La forte conversione di Santa Teresa di Gesù ha donato all’intero popolo cristiano opere di grande spessore spirituale, specchio della “forte dolcezza e dolce severità” proprie della monaca carmelitana, tra le quali: Il libro della Vita, Il cammino di Perfezione e Il Castello interiore.
In merito ai contenuti spirituali, due sono qui gli spunti che intendiamo rilevare: da un lato, l’importanza della preghiera, che dev’essere costante e senza interruzioni, andando a coincidere con l’esistenza stessa: solo attraverso di essa è infatti possibile entrare nel proprio castello interiore e unirsi con Cristo; dall’altra, avere ben chiaro il fine dell’orazione: “[…] produrre opere e opere (…). Sapete voi – scriveva alle sue sorelle – che cosa significhi essere veramente spirituali? Vuol dire essere gli schiavi di Dio, tali che – segnati col ferro della Croce – Egli vi possa vendere come schiavi di tutto il mondo, come è stato per Lui”. E questo in linea con quanto Gesù stesso ha esplicitamente chiesto a Santa Teresa, riportato delle Relazioni: “Pensa, figlia mia, che dopo terminata questa vita, non potresti più servirmi come ora: mangia per me, dormi per me e tutto quello che fai sia per me, come se non lo vivessi tu, ma Io: questo è ciò che diceva san Paolo”.

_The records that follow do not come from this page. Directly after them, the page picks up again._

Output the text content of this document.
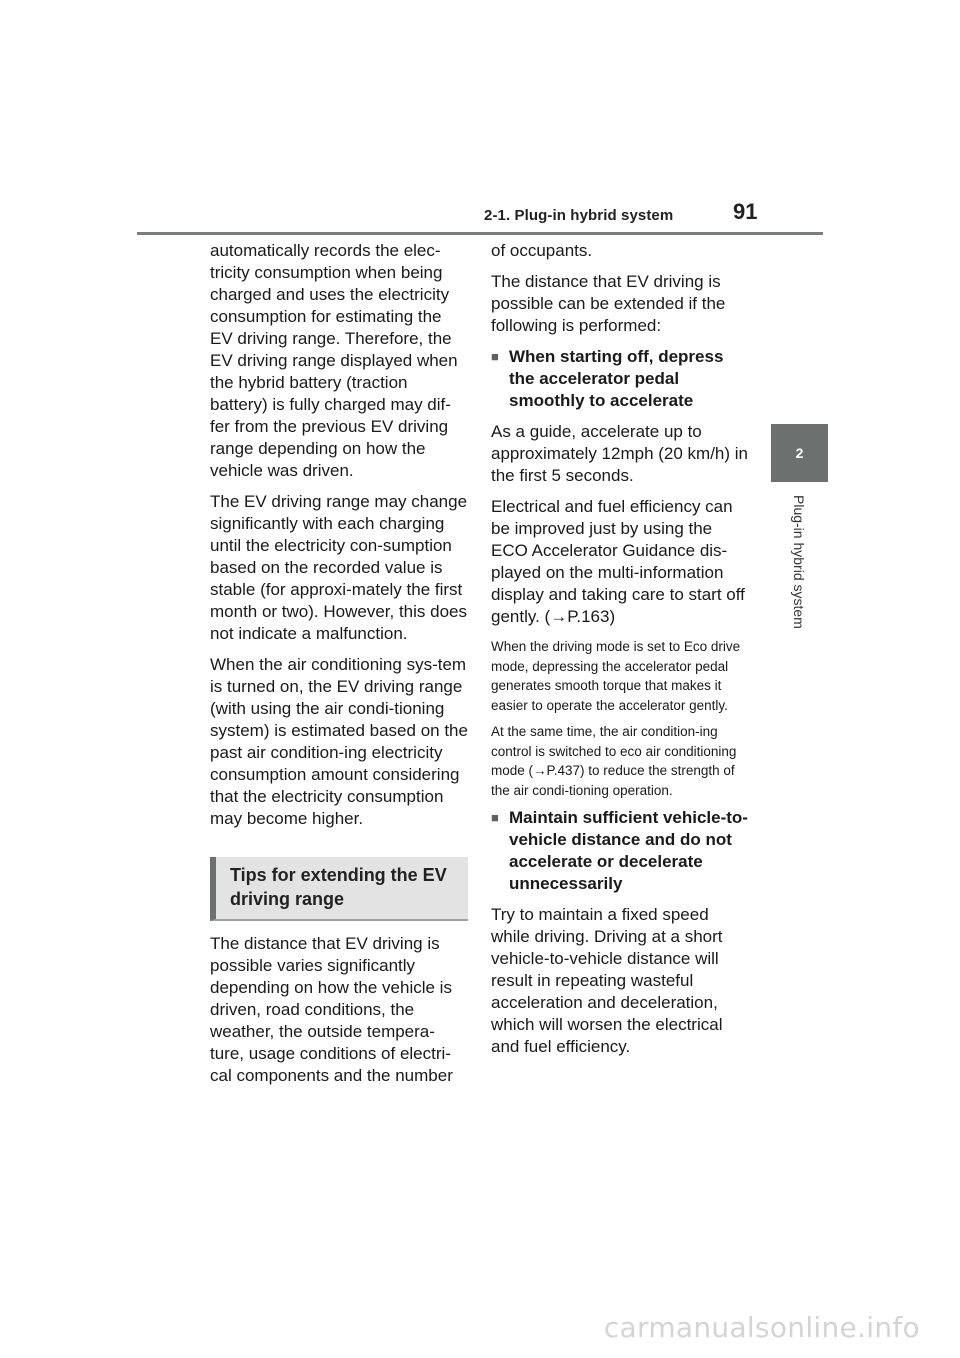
2-1. Plug-in hybrid system	91
2
Plug-in hybrid system

automatically records the elec-tricity consumption when being charged and uses the electricity consumption for estimating the EV driving range. Therefore, the EV driving range displayed when the hybrid battery (traction battery) is fully charged may dif-fer from the previous EV driving range depending on how the vehicle was driven.

The EV driving range may change significantly with each charging until the electricity con-sumption based on the recorded value is stable (for approxi-mately the first month or two). However, this does not indicate a malfunction.

When the air conditioning sys-tem is turned on, the EV driving range (with using the air condi-tioning system) is estimated based on the past air condition-ing electricity consumption amount considering that the electricity consumption may become higher.

Tips for extending the EV driving range

The distance that EV driving is possible varies significantly depending on how the vehicle is driven, road conditions, the weather, the outside tempera-ture, usage conditions of electri-cal components and the number

of occupants.

The distance that EV driving is possible can be extended if the following is performed:

■ When starting off, depress the accelerator pedal smoothly to accelerate

As a guide, accelerate up to approximately 12mph (20 km/h) in the first 5 seconds.

Electrical and fuel efficiency can be improved just by using the ECO Accelerator Guidance dis-played on the multi-information display and taking care to start off gently. (→P.163)

When the driving mode is set to Eco drive mode, depressing the accelerator pedal generates smooth torque that makes it easier to operate the accelerator gently.

At the same time, the air condition-ing control is switched to eco air conditioning mode (→P.437) to reduce the strength of the air condi-tioning operation.

■ Maintain sufficient vehicle-to-vehicle distance and do not accelerate or decelerate unnecessarily

Try to maintain a fixed speed while driving. Driving at a short vehicle-to-vehicle distance will result in repeating wasteful acceleration and deceleration, which will worsen the electrical and fuel efficiency.

carmanualsonline.info
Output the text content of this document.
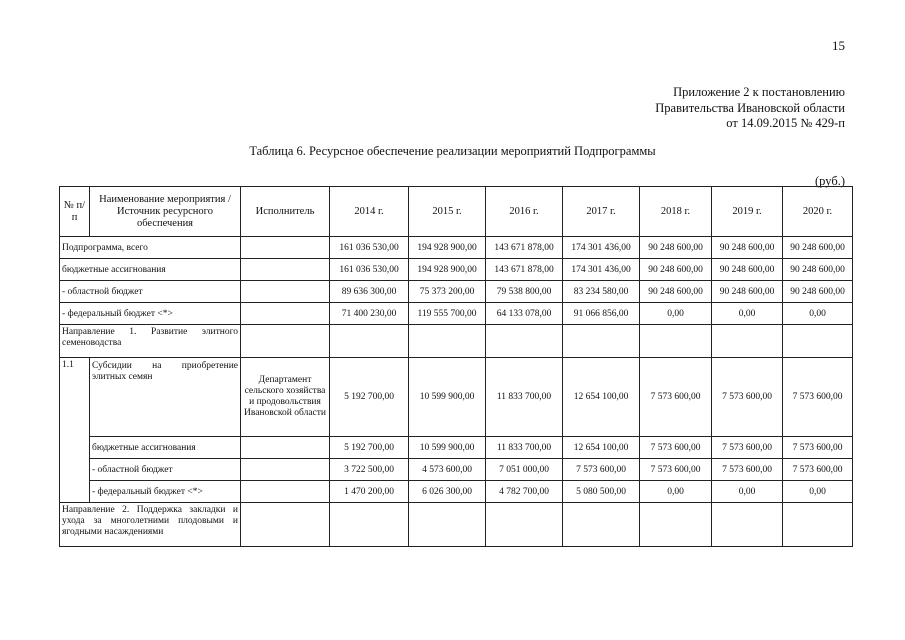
15
Приложение 2 к постановлению
Правительства Ивановской области
от 14.09.2015 № 429-п
Таблица 6. Ресурсное обеспечение реализации мероприятий Подпрограммы
(руб.)
№ п/п	Наименование мероприятия / Источник ресурсного обеспечения	Исполнитель	2014 г.	2015 г.	2016 г.	2017 г.	2018 г.	2019 г.	2020 г.
Подпрограмма, всего			161 036 530,00	194 928 900,00	143 671 878,00	174 301 436,00	90 248 600,00	90 248 600,00	90 248 600,00
бюджетные ассигнования			161 036 530,00	194 928 900,00	143 671 878,00	174 301 436,00	90 248 600,00	90 248 600,00	90 248 600,00
- областной бюджет			89 636 300,00	75 373 200,00	79 538 800,00	83 234 580,00	90 248 600,00	90 248 600,00	90 248 600,00
- федеральный бюджет <*>			71 400 230,00	119 555 700,00	64 133 078,00	91 066 856,00	0,00	0,00	0,00
Направление 1. Развитие элитного семеноводства									
1.1	Субсидии на приобретение элитных семян	Департамент сельского хозяйства и продовольствия Ивановской области	5 192 700,00	10 599 900,00	11 833 700,00	12 654 100,00	7 573 600,00	7 573 600,00	7 573 600,00
	бюджетные ассигнования		5 192 700,00	10 599 900,00	11 833 700,00	12 654 100,00	7 573 600,00	7 573 600,00	7 573 600,00
	- областной бюджет		3 722 500,00	4 573 600,00	7 051 000,00	7 573 600,00	7 573 600,00	7 573 600,00	7 573 600,00
	- федеральный бюджет <*>		1 470 200,00	6 026 300,00	4 782 700,00	5 080 500,00	0,00	0,00	0,00
Направление 2. Поддержка закладки и ухода за многолетними плодовыми и ягодными насаждениями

Nulla ti turbi, nulla ti spaventi. Tutto passa, solo Dio non cambia. La pazienza ottiene tutto. Chi ha Dio non manca di nulla: solo Dio basta! Il tuo desiderio sia vedere Dio, il tuo timore, perderlo, il tuo dolore, non possederlo, la tua gioia sia ciò che può portarti verso di lui e vivrai in una grande pace” (Santa Teresa d’Avila).